Wat de vermisten zagen – T.M. Manor 

T.M. Manor is een Belgische auteur, de misdaadroman ‘Wat de vermisten zagen’ is haar debuut.

Commissaris Thea Ooms van politiekantoor De Wal in Velaar te België heeft een lange staat van dienst binnen de politie en ze heeft een hele slechte reputatie onder haar collega’s. Haar bijnaam is niet voor niets ‘Thea de Draak’, ze is genadeloos voor haar collega’s, is er niet op uit om vrienden te maken op haar werk, ze is wars van regels, geeft niks om status en materialisme en is eigenlijk gewoon compleet tactloos. Ze eet heel veel en vaak, naar eigen zeggen kan ze haar werk niet naar behoren doen zonder fatsoenlijke koffie en eten vol suiker. Tot argwaan van Thea krijgt ze nieuwe collega-assistent Lucas DePrins onder haar hoede, ze vraagt al jaren om ervaren versterking en nu ineens krijgt ze een nieuweling toegewezen, een beslissing die van hogerhand lijkt te zijn gemaakt. Haar nieuwe collega-assistent blijkt heel vermogend, knap, goed gekleed en charmant te zijn in zijn voorkomen, exact het tegenovergestelde van Thea.
Samen gaan ze de vermissing van een achtjarig kind onderzoeken en al snel wijzen diverse aanwijzingen op een mogelijke ontvoering. Niet veel later worden ze belast met nog een zaak, namelijk de gruwelijke moord op een tiener.Tijdens het onderzoek naar beiden zaken worden Thea en Lucas steeds verder de onderwereld ingezogen, ze lijken te maken hebben met een mysterieuze zaak uit het verleden, een huurmoordenaar (ook wel De Krankzinnige genoemd) die zich met de onderzoeken bemoeid en wat hebben de twee zaken met elkaar te maken? Het wordt een spannende race tegen de klok…

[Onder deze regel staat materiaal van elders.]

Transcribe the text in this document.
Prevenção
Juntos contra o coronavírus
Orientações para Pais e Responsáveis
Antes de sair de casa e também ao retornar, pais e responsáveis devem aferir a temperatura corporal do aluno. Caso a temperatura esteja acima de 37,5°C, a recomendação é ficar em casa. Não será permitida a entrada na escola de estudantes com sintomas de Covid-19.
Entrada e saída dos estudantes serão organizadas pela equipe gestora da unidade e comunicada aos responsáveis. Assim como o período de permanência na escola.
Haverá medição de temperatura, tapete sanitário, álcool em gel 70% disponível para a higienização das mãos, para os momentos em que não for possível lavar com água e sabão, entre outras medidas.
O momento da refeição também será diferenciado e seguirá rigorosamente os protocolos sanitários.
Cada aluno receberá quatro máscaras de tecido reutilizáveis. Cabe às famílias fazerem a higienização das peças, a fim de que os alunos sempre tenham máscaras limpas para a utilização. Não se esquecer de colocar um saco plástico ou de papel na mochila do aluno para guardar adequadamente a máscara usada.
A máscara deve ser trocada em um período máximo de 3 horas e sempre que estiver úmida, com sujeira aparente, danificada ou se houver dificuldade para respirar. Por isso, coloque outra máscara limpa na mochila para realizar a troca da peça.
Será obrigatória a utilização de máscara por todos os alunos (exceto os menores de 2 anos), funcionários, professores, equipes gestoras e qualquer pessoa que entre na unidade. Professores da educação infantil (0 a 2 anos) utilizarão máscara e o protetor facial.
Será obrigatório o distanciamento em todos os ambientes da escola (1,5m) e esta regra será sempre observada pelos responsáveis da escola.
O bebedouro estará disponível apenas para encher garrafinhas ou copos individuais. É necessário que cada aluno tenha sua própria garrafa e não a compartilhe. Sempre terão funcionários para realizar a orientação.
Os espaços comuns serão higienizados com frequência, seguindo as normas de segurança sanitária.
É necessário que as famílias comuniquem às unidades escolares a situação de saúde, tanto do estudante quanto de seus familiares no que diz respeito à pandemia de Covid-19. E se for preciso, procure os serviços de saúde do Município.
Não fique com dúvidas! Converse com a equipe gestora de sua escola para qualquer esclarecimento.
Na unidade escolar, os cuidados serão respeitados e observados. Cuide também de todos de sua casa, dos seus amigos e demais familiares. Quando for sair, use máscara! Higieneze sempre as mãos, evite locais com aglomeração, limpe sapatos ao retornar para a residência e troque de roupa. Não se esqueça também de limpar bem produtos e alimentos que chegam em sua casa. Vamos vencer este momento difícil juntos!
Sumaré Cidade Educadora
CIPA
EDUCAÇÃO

Om het verhaal te volgen moet je wel heel goed bij de les blijven, zeker in het begin volgen de personages en intriges elkaar in zeer rap tempo op. Je kan als lezer dus niet even rustig achter over zakken en op je gemakje lezen, je hebt echt wel het gevoel dat je bij de les moet blijven om de complexiteit te begrijpen. Wellicht dat iets minder intriges/personages ook al voldoende was geweest voor het verhaal.

De humor in het verhaal was vaak zwartgallig, sarcastisch en af en toe absurdistisch maar dat vond ik juist heel erg vermakelijk en het zorgde ervoor dat het verhaal niet alleen vol met zware misdaad zat maar dat je ook moest grinniken om bepaalde passages.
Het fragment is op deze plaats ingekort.